Antes leía mucho de noche, dice, pero ahora tiene que luchar contra el agotamiento al que la tienen sometida las decenas de pastillas que consume. Porque el año pasado Mabel se descubrió un tumor en el pecho izquierdo, y aunque lo agarraron a tiempo, no pudo librarse del protocolo tóxico. Por eso mismo, Mabel también es una exfumadora rehabilitada.

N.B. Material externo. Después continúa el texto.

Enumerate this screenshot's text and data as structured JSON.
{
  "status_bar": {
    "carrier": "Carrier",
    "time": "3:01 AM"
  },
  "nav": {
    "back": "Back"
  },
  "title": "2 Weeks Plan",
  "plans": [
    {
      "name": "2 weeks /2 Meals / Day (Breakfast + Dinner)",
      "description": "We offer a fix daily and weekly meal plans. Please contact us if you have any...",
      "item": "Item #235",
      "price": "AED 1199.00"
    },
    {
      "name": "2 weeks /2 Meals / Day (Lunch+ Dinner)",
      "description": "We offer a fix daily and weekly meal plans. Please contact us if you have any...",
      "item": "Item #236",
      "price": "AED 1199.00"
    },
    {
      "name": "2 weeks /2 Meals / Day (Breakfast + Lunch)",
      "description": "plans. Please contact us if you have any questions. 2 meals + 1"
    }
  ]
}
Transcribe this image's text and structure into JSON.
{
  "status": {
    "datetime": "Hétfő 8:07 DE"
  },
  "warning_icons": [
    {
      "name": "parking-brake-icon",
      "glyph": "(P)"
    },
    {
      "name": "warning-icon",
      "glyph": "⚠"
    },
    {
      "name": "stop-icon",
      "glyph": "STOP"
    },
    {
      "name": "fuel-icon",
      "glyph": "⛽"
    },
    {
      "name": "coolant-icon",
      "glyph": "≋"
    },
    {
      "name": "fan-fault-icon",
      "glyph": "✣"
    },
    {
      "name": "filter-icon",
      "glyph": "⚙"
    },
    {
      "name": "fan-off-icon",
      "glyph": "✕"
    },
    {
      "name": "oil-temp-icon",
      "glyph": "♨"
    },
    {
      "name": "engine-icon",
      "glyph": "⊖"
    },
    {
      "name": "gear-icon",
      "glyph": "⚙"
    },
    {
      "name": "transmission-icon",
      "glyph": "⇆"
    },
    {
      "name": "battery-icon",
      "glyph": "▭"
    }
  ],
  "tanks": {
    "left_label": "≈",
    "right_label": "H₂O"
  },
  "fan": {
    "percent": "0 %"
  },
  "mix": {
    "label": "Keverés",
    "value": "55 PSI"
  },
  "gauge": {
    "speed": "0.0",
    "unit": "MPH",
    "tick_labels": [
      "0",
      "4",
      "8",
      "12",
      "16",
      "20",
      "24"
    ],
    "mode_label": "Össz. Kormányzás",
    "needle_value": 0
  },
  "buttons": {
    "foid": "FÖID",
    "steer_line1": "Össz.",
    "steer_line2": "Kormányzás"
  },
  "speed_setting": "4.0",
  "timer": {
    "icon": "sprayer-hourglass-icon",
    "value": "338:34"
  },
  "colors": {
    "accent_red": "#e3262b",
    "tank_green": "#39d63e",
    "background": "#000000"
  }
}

“Para un oncólogo, el cigarrillo es como mentarle la madre. Como de todos modos la iba a pasar como un culo con la quimioterapia, pensé que era un buen momento para dejar el cigarro. Fumé toda la vida, desde los 20 años. Así que imagínate. Muchos años”.

“Ayer me reía sola porque iba a prender un incienso y lo agarré como si fuera un cigarro”.

Digamos que Mabel tiene una fuerza vital tan enorme que es capaz de desnucar a un elefante sin hacerle daño, solo con un par de argumentos correctivos llenos de dulzura.

Claro, ella diría: “Decime, amorosa, ¿para qué querría yo desnucar a un elefante?”